God is awesome.  We are 7 billion people, yet no two individuals are alike.  We were created uniquely.  Therefore, you should match your parenting style with your child’s character to make your parenting more effective.  Some kids are extrovert and they speak their mind.  The way we talk and train these kids should be different from the way we communicate and discipline kids who are introvert. We need to spend more time with our kids who are introvert so we get them to talk more and openly. We also need to train them to be more confident. Keep experimenting till you find the best parenting style suited to your kids.

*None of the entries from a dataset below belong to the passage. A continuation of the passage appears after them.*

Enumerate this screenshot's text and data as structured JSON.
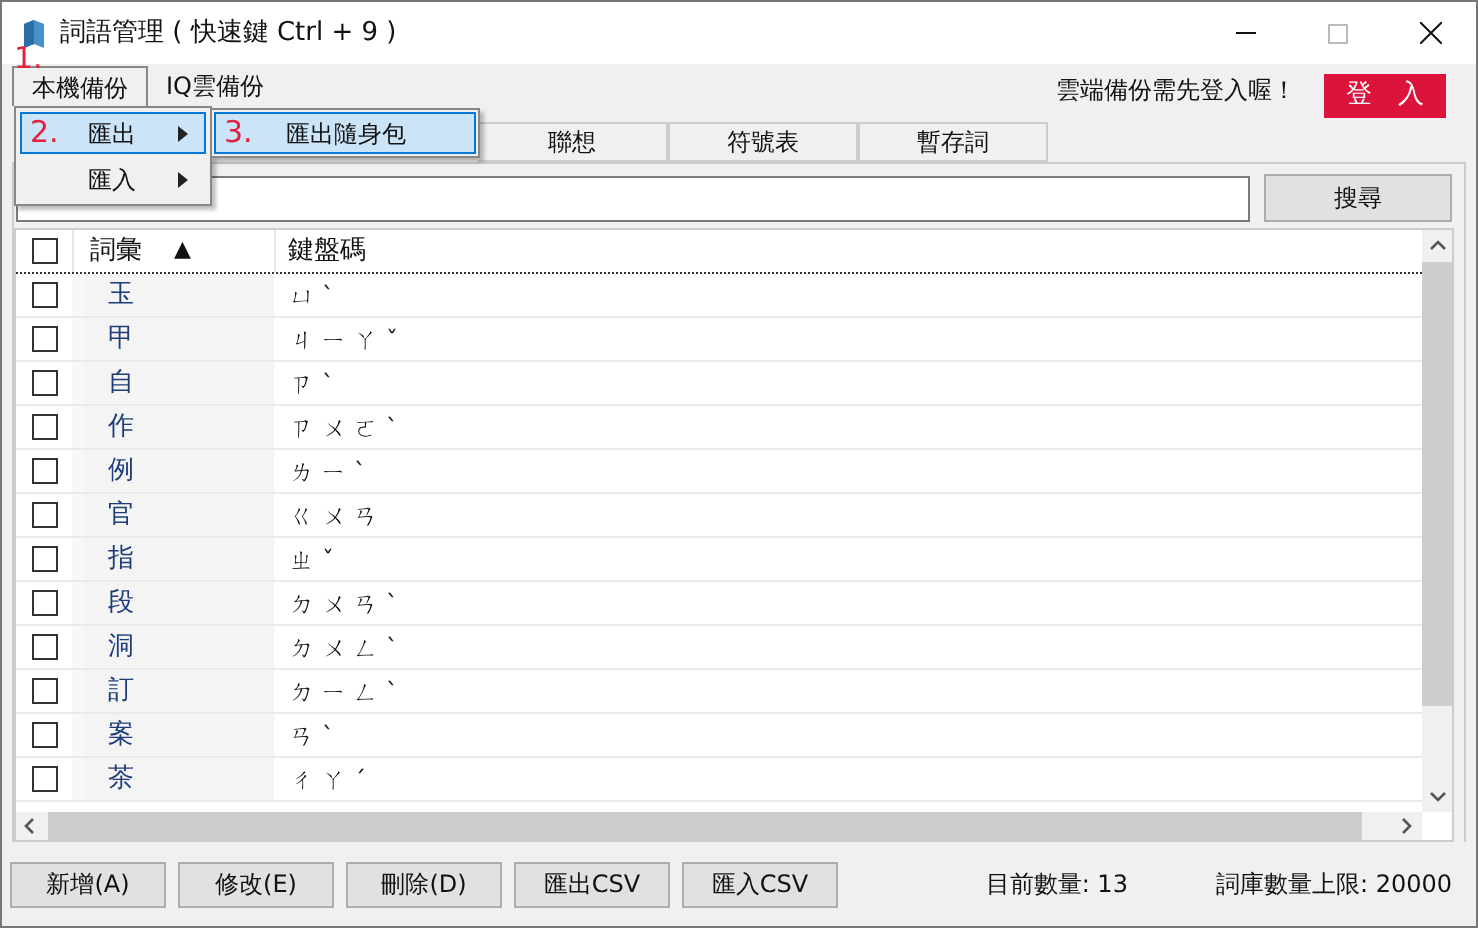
{
  "window": {
    "title": "詞語管理 ( 快速鍵 Ctrl + 9 )"
  },
  "menu_bar": {
    "items": [
      {
        "label": "本機備份",
        "selected": true
      },
      {
        "label": "IQ雲備份",
        "selected": false
      }
    ],
    "annotation": "1.",
    "notice": "雲端備份需先登入喔！",
    "login_button": "登　入"
  },
  "menu": {
    "items": [
      {
        "label": "匯出",
        "annotation": "2.",
        "selected": true,
        "has_submenu": true
      },
      {
        "label": "匯入",
        "selected": false,
        "has_submenu": true
      }
    ]
  },
  "submenu": {
    "items": [
      {
        "label": "匯出隨身包",
        "annotation": "3.",
        "selected": true
      }
    ]
  },
  "tabs": [
    {
      "label": "聯想",
      "selected": false
    },
    {
      "label": "符號表",
      "selected": false
    },
    {
      "label": "暫存詞",
      "selected": false
    }
  ],
  "search_button": "搜尋",
  "table": {
    "header_checked": false,
    "columns": [
      "詞彙",
      "鍵盤碼"
    ],
    "sort_indicator": "▲",
    "rows": [
      {
        "word": "玉",
        "code": "ㄩˋ",
        "checked": false
      },
      {
        "word": "甲",
        "code": "ㄐㄧㄚˇ",
        "checked": false
      },
      {
        "word": "自",
        "code": "ㄗˋ",
        "checked": false
      },
      {
        "word": "作",
        "code": "ㄗㄨㄛˋ",
        "checked": false
      },
      {
        "word": "例",
        "code": "ㄌㄧˋ",
        "checked": false
      },
      {
        "word": "官",
        "code": "ㄍㄨㄢ",
        "checked": false
      },
      {
        "word": "指",
        "code": "ㄓˇ",
        "checked": false
      },
      {
        "word": "段",
        "code": "ㄉㄨㄢˋ",
        "checked": false
      },
      {
        "word": "洞",
        "code": "ㄉㄨㄥˋ",
        "checked": false
      },
      {
        "word": "訂",
        "code": "ㄉㄧㄥˋ",
        "checked": false
      },
      {
        "word": "案",
        "code": "ㄢˋ",
        "checked": false
      },
      {
        "word": "茶",
        "code": "ㄔㄚˊ",
        "checked": false
      }
    ]
  },
  "buttons": [
    "新增(A)",
    "修改(E)",
    "刪除(D)",
    "匯出CSV",
    "匯入CSV"
  ],
  "status": {
    "count": "目前數量: 13",
    "limit": "詞庫數量上限: 20000"
  }
}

Try various methods till you find the style that best suits the intricate character of your child. 

5.      Keep growing your knowledge.

Nothing is constant in this world except change.  People change, the environment changes and the things that influence our kids change.  Single mums must be flexible and be able to adapt to changes.  Keep growing your knowledge and experience by talking to single mums, joining organisations and helping other single mums.

6.      Keep your line of communication open.

Make your children feel that you are always available for them.  They can talk to you anytime they want.  They can talk to you about anything they desire.  Your children must feel comfortable talking to you and you should train them to look forward to your “talking” date.  When I sit down on our three-seater sofa, it gives my kids the signal that our “talking” date is on. They will snuggle beside me, talk about anything under the sun and just enjoy our time together.